El artículo 3 del Reglamento (UE) 2024/1689 define al responsable del despliegue como una persona física o jurídica, autoridad pública, órgano u organismo que utiliza un sistema de IA bajo su propia autoridad, salvo cuando el uso se realiza en una actividad personal de carácter no profesional.

En lenguaje sencillo: si una empresa decide utilizar una IA dentro de su actividad, establece para qué se usa y la integra en sus procesos, normalmente debe analizar si está actuando como responsable del despliegue.

La palabra “deployer” puede confundir. No significa necesariamente “instalar” técnicamente un sistema. Una organización puede ser deployer aunque simplemente utilice una solución SaaS creada y alojada por un tercero.

La cuestión central del deployer AI Act es, por tanto, la utilización profesional bajo autoridad de la organización. El hecho de no haber desarrollado el modelo no elimina automáticamente las responsabilidades asociadas al uso.

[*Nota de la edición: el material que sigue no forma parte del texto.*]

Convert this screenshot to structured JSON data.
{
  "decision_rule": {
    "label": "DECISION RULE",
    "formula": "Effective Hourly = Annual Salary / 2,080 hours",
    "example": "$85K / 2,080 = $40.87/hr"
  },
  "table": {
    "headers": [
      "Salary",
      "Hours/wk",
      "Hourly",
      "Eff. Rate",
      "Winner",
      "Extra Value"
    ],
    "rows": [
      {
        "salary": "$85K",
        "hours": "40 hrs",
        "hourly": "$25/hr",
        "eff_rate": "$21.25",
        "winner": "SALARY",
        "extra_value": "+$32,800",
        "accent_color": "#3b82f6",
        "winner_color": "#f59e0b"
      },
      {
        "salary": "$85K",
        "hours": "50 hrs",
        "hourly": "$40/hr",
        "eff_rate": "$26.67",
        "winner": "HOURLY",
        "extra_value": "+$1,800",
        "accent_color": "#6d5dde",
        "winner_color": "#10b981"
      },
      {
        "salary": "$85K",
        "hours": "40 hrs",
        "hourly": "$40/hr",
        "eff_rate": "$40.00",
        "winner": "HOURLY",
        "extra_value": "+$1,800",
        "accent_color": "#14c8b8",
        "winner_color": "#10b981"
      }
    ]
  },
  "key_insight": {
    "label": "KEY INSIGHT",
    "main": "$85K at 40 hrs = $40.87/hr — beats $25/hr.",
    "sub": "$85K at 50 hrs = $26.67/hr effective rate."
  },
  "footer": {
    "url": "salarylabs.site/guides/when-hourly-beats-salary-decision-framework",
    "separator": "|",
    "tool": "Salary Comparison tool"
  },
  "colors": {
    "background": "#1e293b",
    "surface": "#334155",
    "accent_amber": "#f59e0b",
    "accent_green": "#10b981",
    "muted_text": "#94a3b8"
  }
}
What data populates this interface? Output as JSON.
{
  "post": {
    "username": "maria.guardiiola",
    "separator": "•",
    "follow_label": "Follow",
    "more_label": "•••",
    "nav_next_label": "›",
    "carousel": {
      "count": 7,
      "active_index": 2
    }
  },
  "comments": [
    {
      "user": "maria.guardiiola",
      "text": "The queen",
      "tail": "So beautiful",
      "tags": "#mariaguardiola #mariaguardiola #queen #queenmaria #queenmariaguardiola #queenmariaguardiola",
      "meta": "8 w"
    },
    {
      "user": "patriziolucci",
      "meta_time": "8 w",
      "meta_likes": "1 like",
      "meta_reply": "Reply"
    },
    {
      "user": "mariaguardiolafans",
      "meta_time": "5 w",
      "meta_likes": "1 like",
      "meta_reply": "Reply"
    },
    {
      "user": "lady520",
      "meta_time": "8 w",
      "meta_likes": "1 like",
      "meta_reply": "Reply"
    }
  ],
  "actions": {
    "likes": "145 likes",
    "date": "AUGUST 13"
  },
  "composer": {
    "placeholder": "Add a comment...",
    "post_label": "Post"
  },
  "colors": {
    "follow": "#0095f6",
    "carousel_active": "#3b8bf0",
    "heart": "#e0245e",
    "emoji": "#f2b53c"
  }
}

¿Cómo saber si mi empresa es responsable del despliegue?

Una comprobación inicial puede hacerse con cinco preguntas:

  1. ¿Existe realmente un sistema de IA? No toda automatización, software estadístico o regla programada entra necesariamente en la definición del AI Act.
  2. ¿Se utiliza dentro de una actividad profesional? El uso puramente personal y no profesional queda fuera de las obligaciones de los deployers.
  3. ¿La organización lo utiliza bajo su autoridad? Es decir, decide introducirlo, autoriza su uso o lo incorpora a un proceso empresarial.
  4. ¿El sistema produce contenido, recomendaciones, predicciones o decisiones utilizadas por la empresa? Esto ayuda a comprender su función real.
  5. ¿La empresa sigue siendo usuaria o ha cambiado sustancialmente el sistema o su finalidad? Esa diferencia puede alterar el papel jurídico.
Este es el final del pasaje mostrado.